Total number of learners:

Age of learners:

Location of learners:

When selected, the learners in the study were aged 11-12 years and in their first year of secondary education (Year 7 in the UK system). This was also their first year of learning French, the most commonly taught foreign language in UK schools. The project aimed to track the cohort of 60 learners for a two-year period, or six school terms; in practice the main study ran from the second term of Year 7 (spring 1994) until the first term of Year 9 (autumn 1995), inclusive. The learners (30 boys, 30 girls) attended School 1 and School 2, two 11-16 publicly funded comprehensive schools in Southern England. School 1 was a large (11 form entry) school in an urban area, with a socially mixed intake; School 2 was a smaller (five form entry) school in a rural area, with a more middle class intake.

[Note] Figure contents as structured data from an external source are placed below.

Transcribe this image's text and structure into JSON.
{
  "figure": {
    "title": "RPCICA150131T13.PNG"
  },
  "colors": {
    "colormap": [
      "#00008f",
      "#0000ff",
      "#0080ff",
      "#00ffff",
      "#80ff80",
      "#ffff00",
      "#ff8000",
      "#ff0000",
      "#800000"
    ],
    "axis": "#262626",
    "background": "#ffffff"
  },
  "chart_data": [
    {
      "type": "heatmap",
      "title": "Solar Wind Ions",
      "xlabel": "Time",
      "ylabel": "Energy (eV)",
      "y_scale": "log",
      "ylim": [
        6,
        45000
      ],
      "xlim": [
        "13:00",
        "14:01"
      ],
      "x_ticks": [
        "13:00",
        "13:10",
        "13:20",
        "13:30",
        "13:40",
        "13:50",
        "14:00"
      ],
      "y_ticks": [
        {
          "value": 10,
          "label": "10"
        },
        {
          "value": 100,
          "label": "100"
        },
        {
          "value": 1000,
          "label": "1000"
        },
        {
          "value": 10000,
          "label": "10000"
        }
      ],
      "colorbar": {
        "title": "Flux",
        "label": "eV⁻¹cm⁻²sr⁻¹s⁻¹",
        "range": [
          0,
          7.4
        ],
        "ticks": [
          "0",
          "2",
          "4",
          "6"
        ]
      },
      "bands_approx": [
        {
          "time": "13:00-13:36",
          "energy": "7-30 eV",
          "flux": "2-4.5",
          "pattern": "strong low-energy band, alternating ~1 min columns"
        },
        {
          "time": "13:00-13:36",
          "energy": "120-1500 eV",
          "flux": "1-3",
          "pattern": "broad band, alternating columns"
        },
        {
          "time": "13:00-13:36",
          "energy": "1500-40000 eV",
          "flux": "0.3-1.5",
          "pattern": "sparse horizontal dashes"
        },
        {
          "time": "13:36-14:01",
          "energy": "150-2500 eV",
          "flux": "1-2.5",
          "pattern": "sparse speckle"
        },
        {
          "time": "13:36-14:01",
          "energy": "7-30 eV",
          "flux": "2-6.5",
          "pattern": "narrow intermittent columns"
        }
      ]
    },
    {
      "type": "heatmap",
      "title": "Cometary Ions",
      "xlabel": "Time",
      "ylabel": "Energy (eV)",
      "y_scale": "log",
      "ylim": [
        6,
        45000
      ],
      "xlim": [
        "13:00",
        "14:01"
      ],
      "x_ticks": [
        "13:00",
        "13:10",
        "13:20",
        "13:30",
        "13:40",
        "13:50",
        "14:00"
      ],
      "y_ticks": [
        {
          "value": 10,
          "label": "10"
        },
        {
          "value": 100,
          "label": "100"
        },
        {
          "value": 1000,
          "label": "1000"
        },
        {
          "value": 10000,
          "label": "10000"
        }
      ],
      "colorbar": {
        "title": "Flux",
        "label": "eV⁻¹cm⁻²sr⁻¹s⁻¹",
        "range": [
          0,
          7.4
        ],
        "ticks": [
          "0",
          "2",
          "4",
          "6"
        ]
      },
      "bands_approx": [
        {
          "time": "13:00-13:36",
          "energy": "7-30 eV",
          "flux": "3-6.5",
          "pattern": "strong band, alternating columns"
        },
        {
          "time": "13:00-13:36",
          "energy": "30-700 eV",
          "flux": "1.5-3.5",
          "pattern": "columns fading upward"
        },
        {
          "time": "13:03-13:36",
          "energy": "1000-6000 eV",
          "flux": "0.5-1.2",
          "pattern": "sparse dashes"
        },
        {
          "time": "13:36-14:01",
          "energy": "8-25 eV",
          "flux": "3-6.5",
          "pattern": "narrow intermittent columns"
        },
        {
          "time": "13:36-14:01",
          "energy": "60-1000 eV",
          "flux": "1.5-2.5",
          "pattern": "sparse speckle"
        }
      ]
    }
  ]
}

At the time the fieldwork began, each school operated a policy of 'mixed ability' teaching of French in Year 7, with some regrouping of learners by perceived ability from Year 8 onwards. In Year 7 therefore, the study began with observation of eight intact mixed ability classes, four in each school, from which the 60 learners were subsequently selected, on the basis of teacher perceptions of individual ability. Learners with formally identified special educational needs were first of all excluded from the selection process. Teachers were then asked to divide the remaining learners in their Year 7 classes into three groupings having ‘high’, ‘mid’ and ‘low’ potential for foreign language learning, and the sample was selected randomly by the research team in order to represent each of these groupings in a balanced way. (The representative nature of the cohort overall was validated by the results of a vocabulary test administered later: see Mitchell & Dickson 1997.) The schools agreed that the learners would take part each term in a data elicitation ‘Round’ (a cluster of oral activities, individual or paired, which generated c20 minutes of recorded speech per child on each occasion).

The learner cohort proved very stable, with only two learners leaving before completion of the research.